Court of Criminal Appeals of Texas.

February 5, 1958.

*453 Leonard Brown, San Antonio, for appellant.

Hubert W. Green, Jr., Dist. Atty., K. Key Hoffman, Jr., Asst. Dist. Atty., San Antonio, Leon B. Douglas, State's Atty., Austin, for the State.

MORRISON, Presiding Judge.

The offense is driving while intoxicated; the punishment, 3 days in jail and a fine of $50.

In view of our disposition of this case, a recitation of the facts will not be necessary other than to observe that Highway Patrolman Slaybrook alone testified for the State, while the appellant and a number of his witnesses denied that he was intoxicated on the occasion in question.

Bill of exception No. 4 recites that the prosecutor in his closing argument said, "These officers are the most courteous and truthful men in the enforcement of the law"; that the defense objected on the grounds that this constituted unsworn testimony on the part of the prosecutor vouching for his witness; and that the trial court overruled the objection. The trial court attempted to qualify the bill, but the appellant excepted to the court's qualification; and the court failed to file a bill of his own. We must therefore consider the bill without the qualification.

This Court has on many occasions condemned any effort on the part of the State to bolster the credibility of its witnesses by unsworn testimony. Moynahan v. State, 140 Tex.Cr.R. 540, 146 S.W.2d 376; Gonzales v. State, 159 Tex.Cr.R. 108, 261 S.W.2d 577; Womack v. State, Tex. Cr.App., 268 S.W.2d 140; Caka v. State, Tex.Cr.App., 302 S.W.2d 939.
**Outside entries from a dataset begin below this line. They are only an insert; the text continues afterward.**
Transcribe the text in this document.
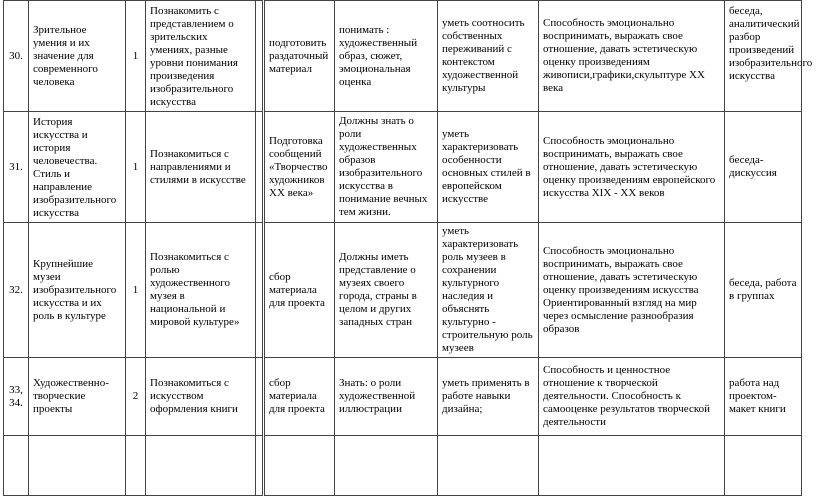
30.	Зрительное умения и их значение для современного человека	1	Познакомить с представлением о зрительских умениях, разные уровни понимания произведения изобразительного искусства		подготовить раздаточный материал	понимать : художественный образ, сюжет, эмоциональная оценка	уметь соотносить собственных переживаний с контекстом художественной культуры	Способность эмоционально воспринимать, выражать свое отношение, давать эстетическую оценку произведениям живописи,графики,скульптуре XX века	беседа, аналитический разбор произведений изобразительного искусства
31.	История искусства и история человечества. Стиль и направление изобразительного искусства	1	Познакомиться с направлениями и стилями в искусстве		Подготовка сообщений «Творчество художников XX века»	Должны знать о роли художественных образов изобразительного искусства в понимание вечных тем жизни.	уметь характеризовать особенности основных стилей в европейском искусстве	Способность эмоционально воспринимать, выражать свое отношение, давать эстетическую оценку произведениям европейского искусства XIX - XX веков	беседа-дискуссия
32.	Крупнейшие музеи изобразительного искусства и их роль в культуре	1	Познакомиться с ролью художественного музея в национальной и мировой культуре»		сбор материала для проекта	Должны иметь представление о музеях своего города, страны в целом и других западных стран	уметь характеризовать роль музеев в сохранении культурного наследия и объяснять культурно - строительную роль музеев	Способность эмоционально воспринимать, выражать свое отношение, давать эстетическую оценку произведениям искусства Ориентированный взгляд на мир через осмысление разнообразия образов	беседа, работа в группах
33, 34.	Художественно-творческие проекты	2	Познакомиться с искусством оформления книги		сбор материала для проекта	Знать: о роли художественной иллюстрации	уметь применять в работе навыки дизайна;	Способность и ценностное отношение к творческой деятельности. Способность к самооценке результатов творческой деятельности	работа над проектом-макет книги
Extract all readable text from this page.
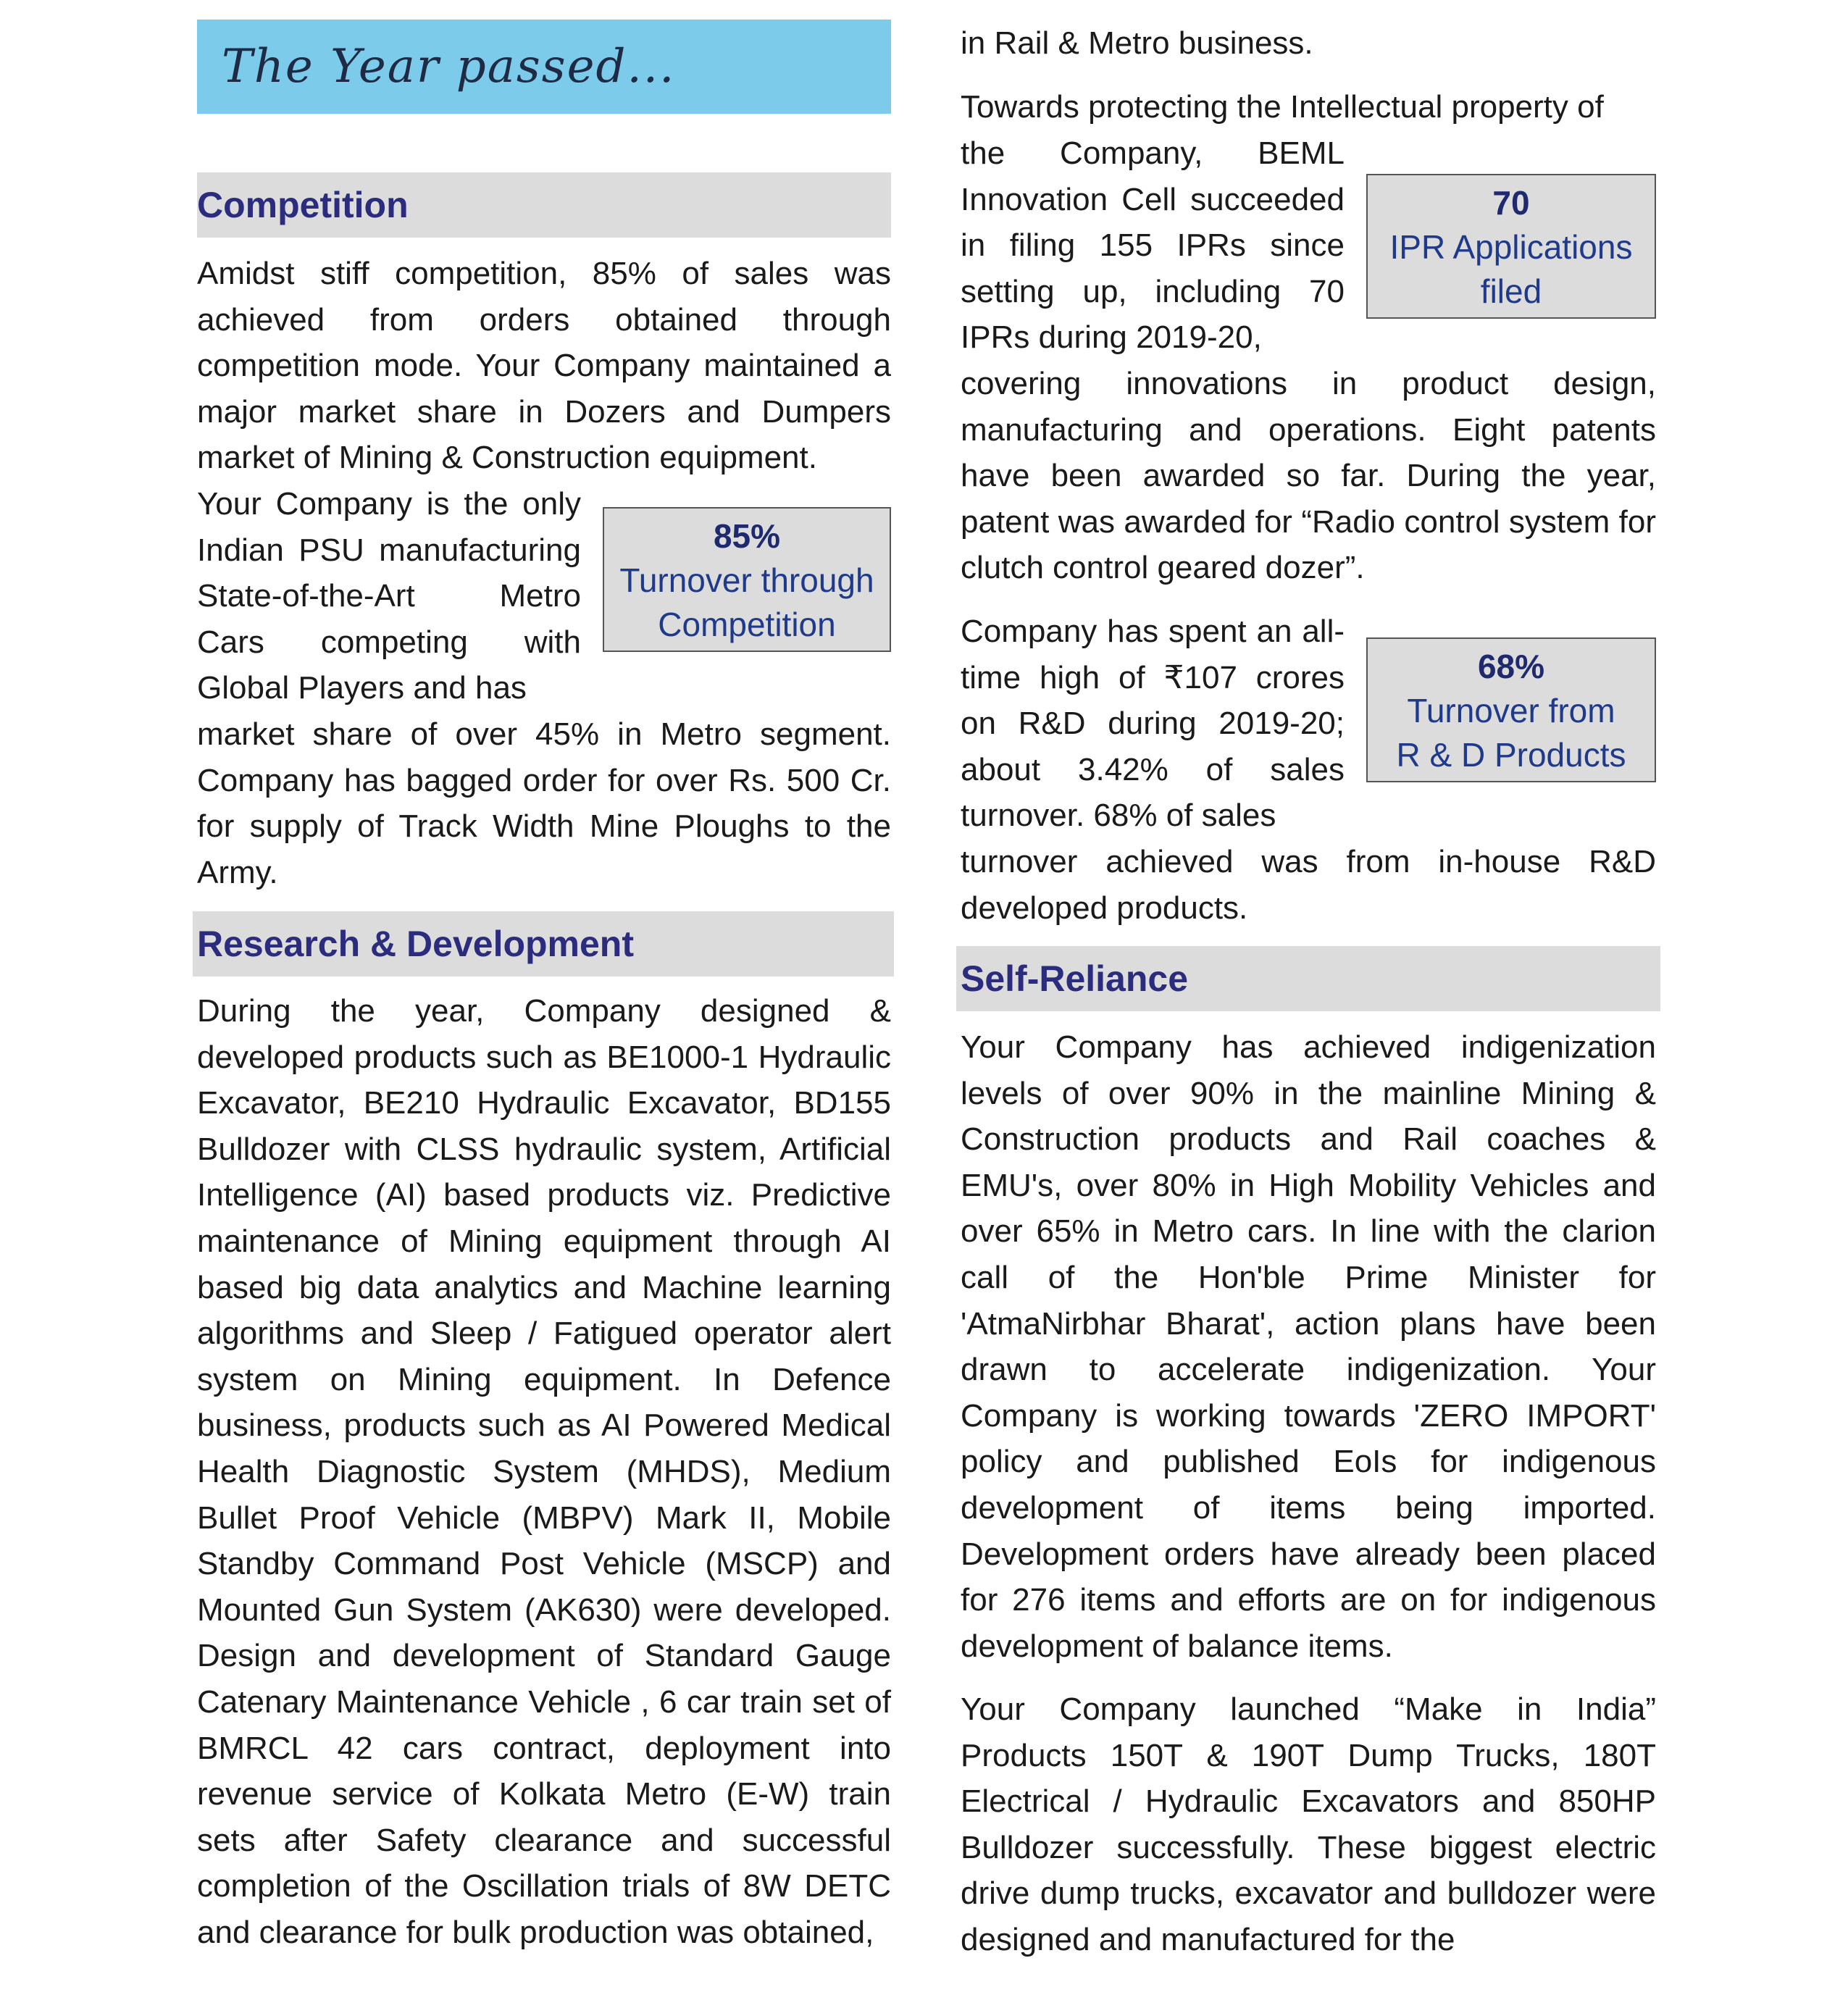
The Year passed...
Competition

Amidst stiff competition, 85% of sales was achieved from orders obtained through competition mode. Your Company maintained a major market share in Dozers and Dumpers market of Mining & Construction equipment.

Your Company is the only Indian PSU manufacturing State-of-the-Art Metro Cars competing with Global Players and has

85%
Turnover through
Competition

market share of over 45% in Metro segment. Company has bagged order for over Rs. 500 Cr. for supply of Track Width Mine Ploughs to the Army.

Research & Development

During the year, Company designed & developed products such as BE1000-1 Hydraulic Excavator, BE210 Hydraulic Excavator, BD155 Bulldozer with CLSS hydraulic system, Artificial Intelligence (AI) based products viz. Predictive maintenance of Mining equipment through AI based big data analytics and Machine learning algorithms and Sleep / Fatigued operator alert system on Mining equipment. In Defence business, products such as AI Powered Medical Health Diagnostic System (MHDS), Medium Bullet Proof Vehicle (MBPV) Mark II, Mobile Standby Command Post Vehicle (MSCP) and Mounted Gun System (AK630) were developed. Design and development of Standard Gauge Catenary Maintenance Vehicle , 6 car train set of BMRCL 42 cars contract, deployment into revenue service of Kolkata Metro (E-W) train sets after Safety clearance and successful completion of the Oscillation trials of 8W DETC and clearance for bulk production was obtained,

in Rail & Metro business.

Towards protecting the Intellectual property of

the Company, BEML Innovation Cell succeeded in filing 155 IPRs since setting up, including 70 IPRs during 2019-20,

70
IPR Applications
filed

covering innovations in product design, manufacturing and operations. Eight patents have been awarded so far. During the year, patent was awarded for “Radio control system for clutch control geared dozer”.

Company has spent an all-time high of ₹107 crores on R&D during 2019-20; about 3.42% of sales turnover. 68% of sales

68%
Turnover from
R & D Products

turnover achieved was from in-house R&D developed products.

Self-Reliance

Your Company has achieved indigenization levels of over 90% in the mainline Mining & Construction products and Rail coaches & EMU's, over 80% in High Mobility Vehicles and over 65% in Metro cars. In line with the clarion call of the Hon'ble Prime Minister for 'AtmaNirbhar Bharat', action plans have been drawn to accelerate indigenization. Your Company is working towards 'ZERO IMPORT' policy and published EoIs for indigenous development of items being imported. Development orders have already been placed for 276 items and efforts are on for indigenous development of balance items.

Your Company launched “Make in India” Products 150T & 190T Dump Trucks, 180T Electrical / Hydraulic Excavators and 850HP Bulldozer successfully. These biggest electric drive dump trucks, excavator and bulldozer were designed and manufactured for the
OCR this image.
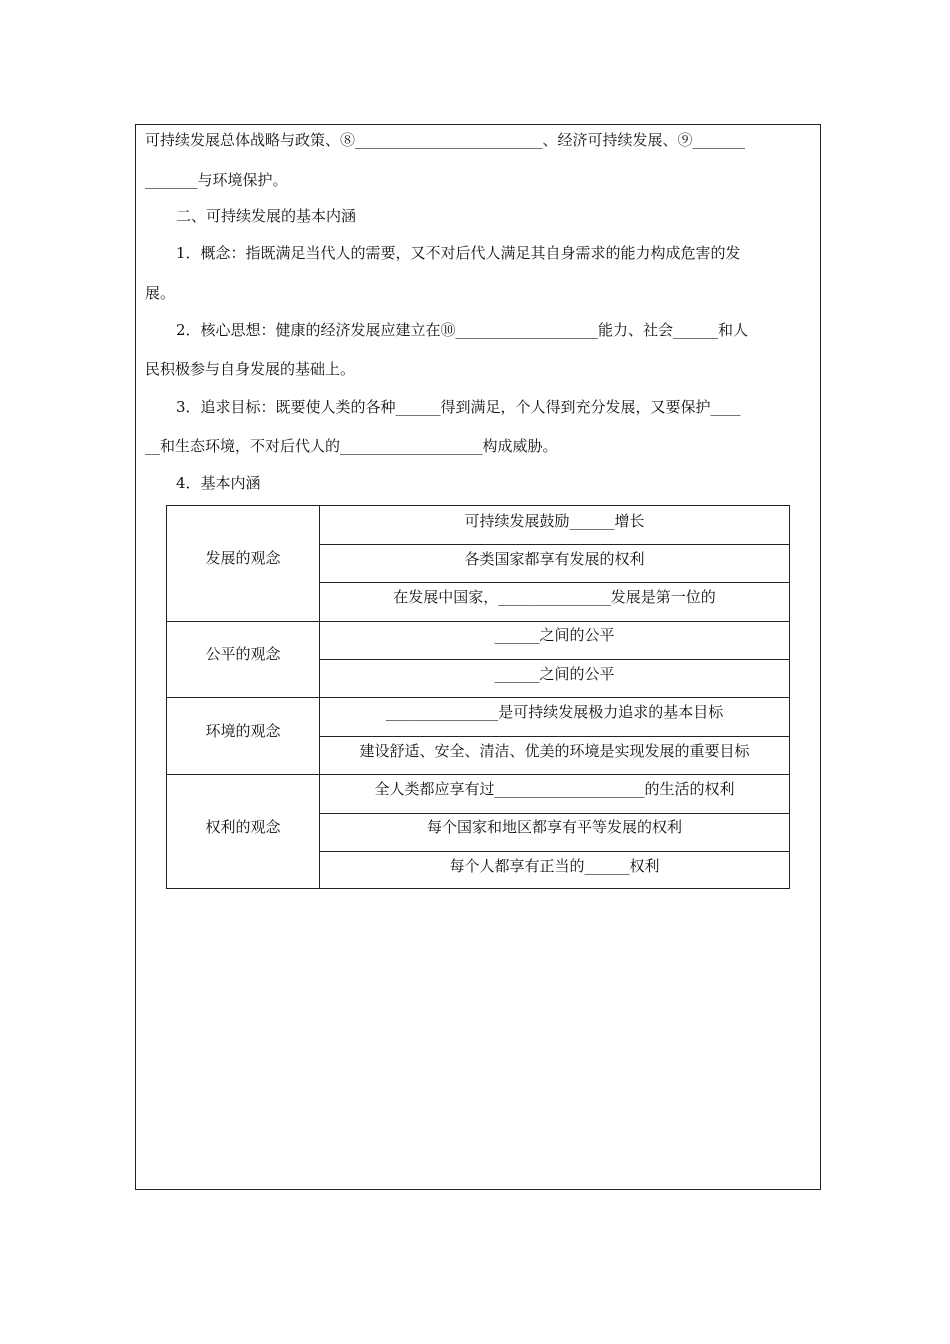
可持续发展总体战略与政策、⑧_________________________、经济可持续发展、⑨_______
_______与环境保护。
二、可持续发展的基本内涵
1．概念：指既满足当代人的需要，又不对后代人满足其自身需求的能力构成危害的发
展。
2．核心思想：健康的经济发展应建立在⑩___________________能力、社会______和人
民积极参与自身发展的基础上。
3．追求目标：既要使人类的各种______得到满足，个人得到充分发展，又要保护____
__和生态环境，不对后代人的___________________构成威胁。
4．基本内涵
发展的观念
公平的观念
环境的观念
权利的观念
可持续发展鼓励______增长
各类国家都享有发展的权利
在发展中国家，_______________发展是第一位的
______之间的公平
______之间的公平
_______________是可持续发展极力追求的基本目标
建设舒适、安全、清洁、优美的环境是实现发展的重要目标
全人类都应享有过____________________的生活的权利
每个国家和地区都享有平等发展的权利
每个人都享有正当的______权利
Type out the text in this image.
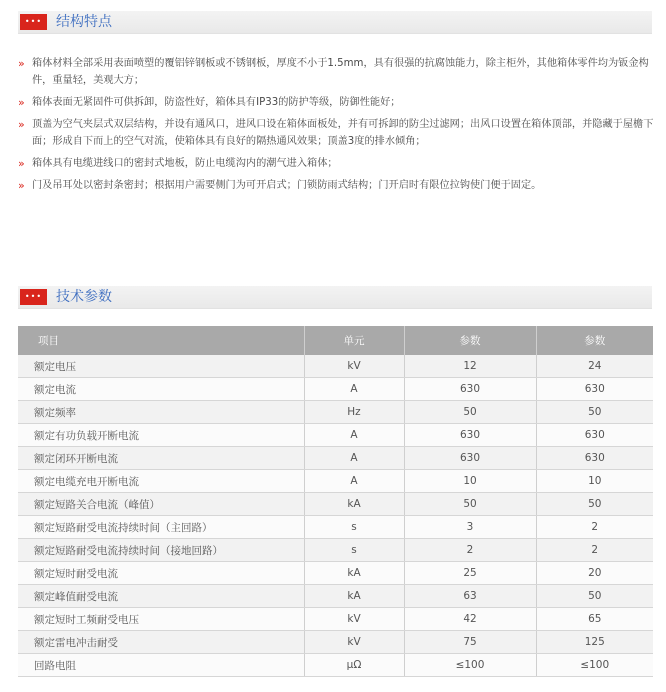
••• 结构特点
» 箱体材料全部采用表面喷塑的覆铝锌钢板或不锈钢板，厚度不小于1.5mm，具有很强的抗腐蚀能力，除主柜外，其他箱体零件均为钣金构件，重量轻，美观大方；
» 箱体表面无紧固件可供拆卸，防盗性好，箱体具有IP33的防护等级，防御性能好；
» 顶盖为空气夹层式双层结构，并设有通风口，进风口设在箱体面板处，并有可拆卸的防尘过滤网；出风口设置在箱体顶部，并隐藏于屋檐下面；形成自下而上的空气对流，使箱体具有良好的隔热通风效果；顶盖3度的排水倾角；
» 箱体具有电缆进线口的密封式地板，防止电缆沟内的潮气进入箱体；
» 门及吊耳处以密封条密封；根据用户需要侧门为可开启式；门锁防雨式结构；门开启时有限位拉钩使门便于固定。
••• 技术参数
项目	单元	参数	参数
额定电压	kV	12	24
额定电流	A	630	630
额定频率	Hz	50	50
额定有功负载开断电流	A	630	630
额定闭环开断电流	A	630	630
额定电缆充电开断电流	A	10	10
额定短路关合电流（峰值）	kA	50	50
额定短路耐受电流持续时间（主回路）	s	3	2
额定短路耐受电流持续时间（接地回路）	s	2	2
额定短时耐受电流	kA	25	20
额定峰值耐受电流	kA	63	50
额定短时工频耐受电压	kV	42	65
额定雷电冲击耐受	kV	75	125
回路电阻	μΩ	≤100	≤100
We are not impressed with the State's suggestion that the prosecutor might have been referring to one of the appellant's witnesses who was not with the appellant on the night in question but with whom the appellant had spent the preceding night and who was a ranch foreman with a special Ranger commission.

Upon another trial, the witness Claybrook should not volunteer the information that he offered the appellant a urine test when the results of such a test were not offered in evidence, and his conversation with the appellant after the time of the arrest and while they were on the way to the jail should be excluded.

For the errors pointed out, the judgment is reversed and the cause remanded.